Many would be shocked to know an average of 3,500 people in Illinois die each year from the flu and related complications.
Health officials on Friday reminded residents to take precautions. Cook County Public Health Officials said this season’s strain is spreading earlier, and is more severe.
“This season we are seeing significant illnesses, [and] we’ve got patients that have required the intensive care unit care within Stroger Hospital because of cases of influenza this year,” said Dr. Jay Shannon.
So far this season, Cook County Health & Hospitals System alone has confirmed 149 cases, compared to 210 for the entire season last year.
It’s estimated about 1,500 people have tested positive for the flu in the Chicago area.

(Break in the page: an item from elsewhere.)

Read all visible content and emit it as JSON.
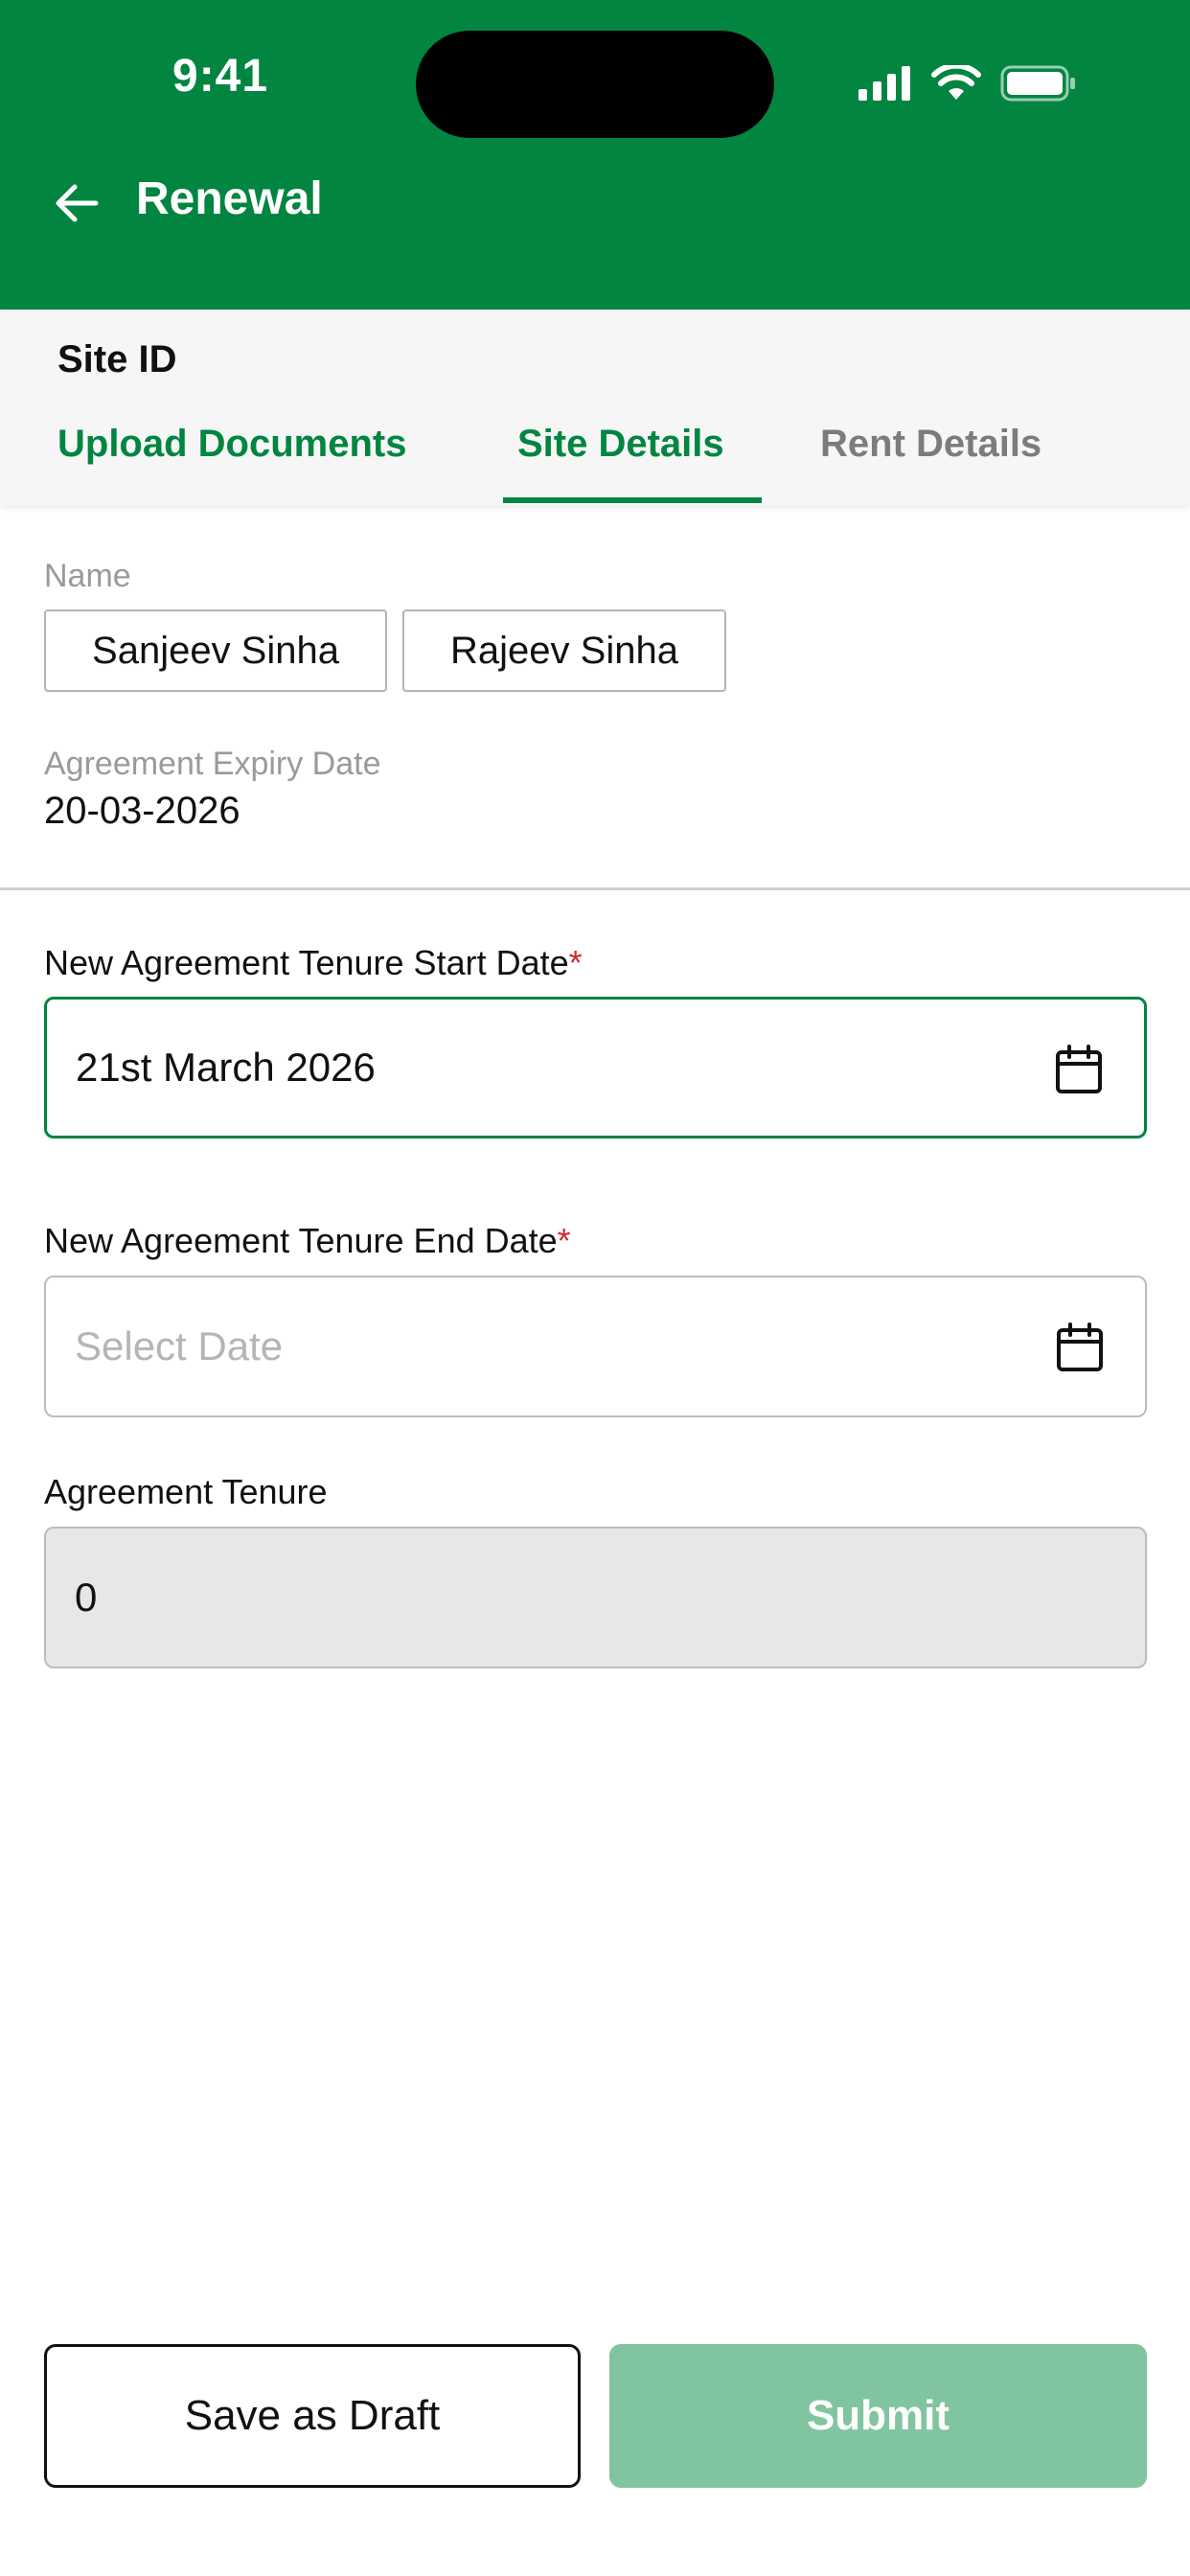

The Chicago Fire Department put five more ambulances on the street to combat the flu outbreak that has flooded emergency rooms.
At Stroger and Provident hospitals, visitors are being screened for flu symptoms.
“They will be given a mask and tissue and they will not be allowed to visit,” Dr. Sharon Welbel said.
Influenza, which is the H3N2 virus, is predominant this season. In the past, the flu vaccine has not been as effective against that strain, but health officials still recommend getting the vaccine.
"There's also Influenza B and another strain of Influenza A, so it does work better on those strains and it's more likely if a person gets vaccinated they will have a milder case of the flu," Welbel said.
Babies over 6 months old, those over 65 years old and the chronically ill are especially susceptible.
Maddie Brooke said her doctor confirmed today she has the flu.
“I'm achy all over, I've got a cough. I just feel like somebody’s run me over," she said.
And she's staying home. That's what doctors recommend as hospitals in the Chicago area are seeing a spike in flu cases.
At 6 months pregnant, Brooke knows time and rest will be her best medicines.
"That’s really all I can do is hope and pray that it works itself out," she said.
Doctors also recommended following the three Cs to prevent the spread of flu: clean, cover and contain. That means frequently cleaning your hands, covering your nose and mouth when you sneeze or cough, and contain the flu by staying home if you’re sick.